If you want to use this lib for indirect lighting, you could also render your scene with the usual direct scene lighting during baking (a static shadow map, materials, point/directional/spotlights, etc.)

braddabug commented 6 years ago

I think that will work. I modified my code to do a initial pass where I shoot a ray from each texel to the light, and that calculates pretty nice direct lighting. Then I feed that in to the emissive texture and start the indirect lighting passes. It looks quite a bit nicer. Practically no noise!
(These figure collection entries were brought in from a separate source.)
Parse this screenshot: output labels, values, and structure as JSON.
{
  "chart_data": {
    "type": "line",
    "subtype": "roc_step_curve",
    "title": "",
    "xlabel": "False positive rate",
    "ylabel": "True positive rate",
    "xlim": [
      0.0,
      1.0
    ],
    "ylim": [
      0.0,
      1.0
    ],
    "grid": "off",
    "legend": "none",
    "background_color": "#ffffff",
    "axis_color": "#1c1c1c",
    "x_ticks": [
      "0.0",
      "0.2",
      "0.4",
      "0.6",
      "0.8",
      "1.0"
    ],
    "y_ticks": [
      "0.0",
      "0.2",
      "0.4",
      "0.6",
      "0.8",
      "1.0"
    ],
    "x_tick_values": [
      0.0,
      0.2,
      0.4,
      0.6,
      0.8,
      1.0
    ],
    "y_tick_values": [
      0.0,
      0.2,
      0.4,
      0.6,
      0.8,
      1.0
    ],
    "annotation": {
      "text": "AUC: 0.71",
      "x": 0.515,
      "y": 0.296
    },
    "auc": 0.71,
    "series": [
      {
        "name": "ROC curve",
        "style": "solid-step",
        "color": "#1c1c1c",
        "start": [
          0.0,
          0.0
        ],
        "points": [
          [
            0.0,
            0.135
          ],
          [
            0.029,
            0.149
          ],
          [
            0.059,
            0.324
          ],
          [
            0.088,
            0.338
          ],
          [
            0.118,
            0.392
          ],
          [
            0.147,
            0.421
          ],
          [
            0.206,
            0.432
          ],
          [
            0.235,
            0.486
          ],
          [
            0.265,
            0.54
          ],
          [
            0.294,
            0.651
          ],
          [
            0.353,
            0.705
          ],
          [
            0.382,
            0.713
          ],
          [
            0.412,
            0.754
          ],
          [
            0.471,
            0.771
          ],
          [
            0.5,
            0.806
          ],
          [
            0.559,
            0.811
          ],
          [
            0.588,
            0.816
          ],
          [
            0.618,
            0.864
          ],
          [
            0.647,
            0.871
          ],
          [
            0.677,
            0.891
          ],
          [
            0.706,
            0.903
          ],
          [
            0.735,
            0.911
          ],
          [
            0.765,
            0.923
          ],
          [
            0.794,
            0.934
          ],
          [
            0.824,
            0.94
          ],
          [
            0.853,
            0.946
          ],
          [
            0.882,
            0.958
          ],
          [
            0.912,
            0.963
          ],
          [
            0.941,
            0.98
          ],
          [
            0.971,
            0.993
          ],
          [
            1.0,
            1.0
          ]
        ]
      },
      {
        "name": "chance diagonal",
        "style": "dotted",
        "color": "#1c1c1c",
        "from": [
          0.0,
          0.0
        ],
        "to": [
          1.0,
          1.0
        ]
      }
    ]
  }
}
I did have to modify lightmapper.h to get things like the lightmap texel position (world coords and texel coords) and normal since the contents of lm_context are hidden. I just added this function:

void lmTexelInfo(lm_context* ctx, float* outWorldPos, float* outDirection, int* outTexelCoord, int* hemisphereSideIndex)
{
    if (outWorldPos)
    {
        outWorldPos[0] = ctx->meshPosition.sample.position.x;
        outWorldPos[1] = ctx->meshPosition.sample.position.y;
        outWorldPos[2] = ctx->meshPosition.sample.position.z;
    }

    if (outDirection)
    {
        outDirection[0] = ctx->meshPosition.sample.direction.x;
        outDirection[1] = ctx->meshPosition.sample.direction.y;
        outDirection[2] = ctx->meshPosition.sample.direction.z;
    }

    if (outTexelCoord)
    {
        outTexelCoord[0] = ctx->meshPosition.rasterizer.x;
        outTexelCoord[1] = ctx->meshPosition.rasterizer.y;
    }

    if (hemisphereSideIndex)
    {
        hemisphereSideIndex[0] = ctx->meshPosition.hemisphere.side;
    }
}

EDIT: I tweaked the code a little bit. I wanted the hemisphere side index, but I guess I was getting the hemisphere index instead.